Here is how you need to prepare Form 2015:

  1. Enter the name, date of birth, and the address of the enrollee. Indicate the number they use to access Medicaid services.
  2. Write down the mode of transportation the enrollee uses every day.
  3. Answer "yes" if the applicant uses public transportation. Only declare the necessity for a specific form of non-emergency transportation if you answer "no".
  4. Confirm the enrollee cannot use a group ride transportation and describe the reasons on the second page of the form.

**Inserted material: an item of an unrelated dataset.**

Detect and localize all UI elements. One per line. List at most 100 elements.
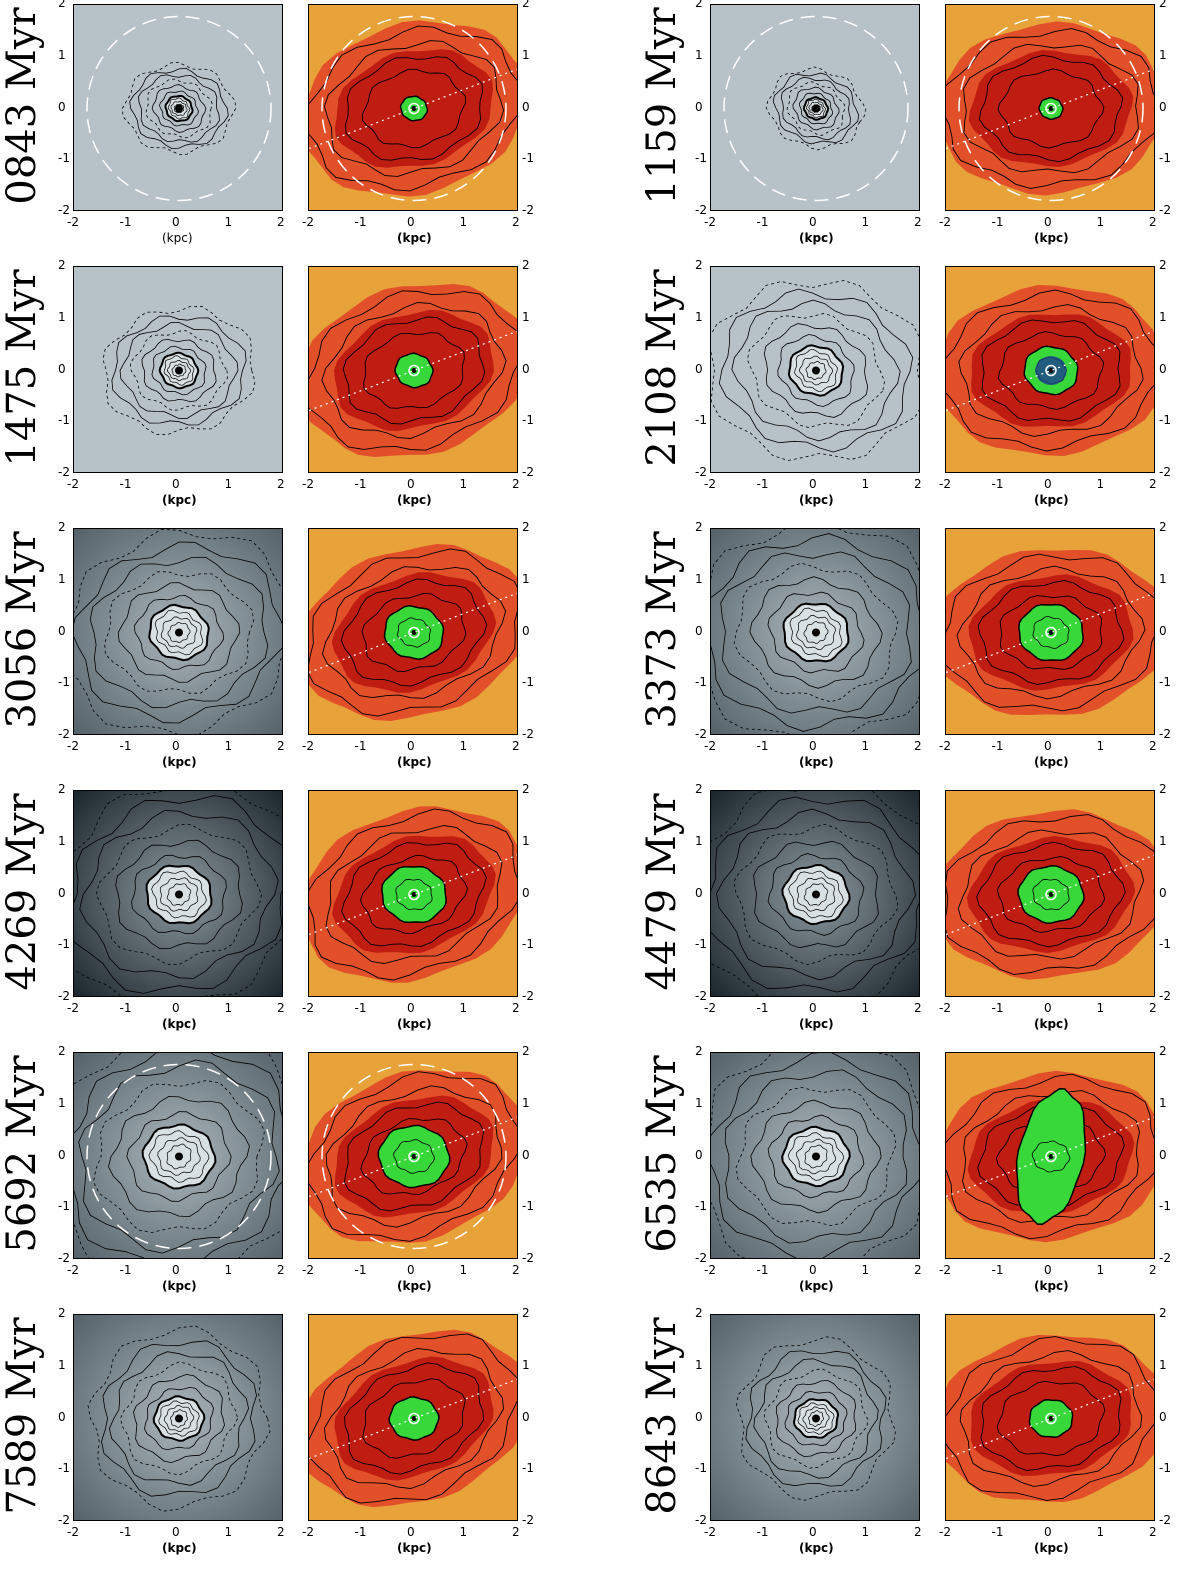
x-axis-title: (kpc) bbox=[1034, 1279, 1069, 1293]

  5. Check the appropriate box to select the mode of transportation you require. Every option contains a short description - choose the one applicable to your health situation.
  6. Certify the transportation is needed because of the applicant's mental health issues, mobility-related condition, another health-related issue, or their living conditions.
  7. Record all mental and physical conditions that prevent the enrollee from using standard transportation. If you do not elaborate on these issues, the form may be rejected.
  8. State for how long the applicant will require the mode of transportation selected in the form.
  9. Certify the details in the report are true and complete. The medical provider must write down their name, National Provider Identifier number, add the contact information of their facility or clinic, and record the date of the request. Sign and date the form.
  10. Since Form 2015 is often prepared by the legal representative of the enrollee, it is also necessary to indicate the name and title of the individual who filled out the report.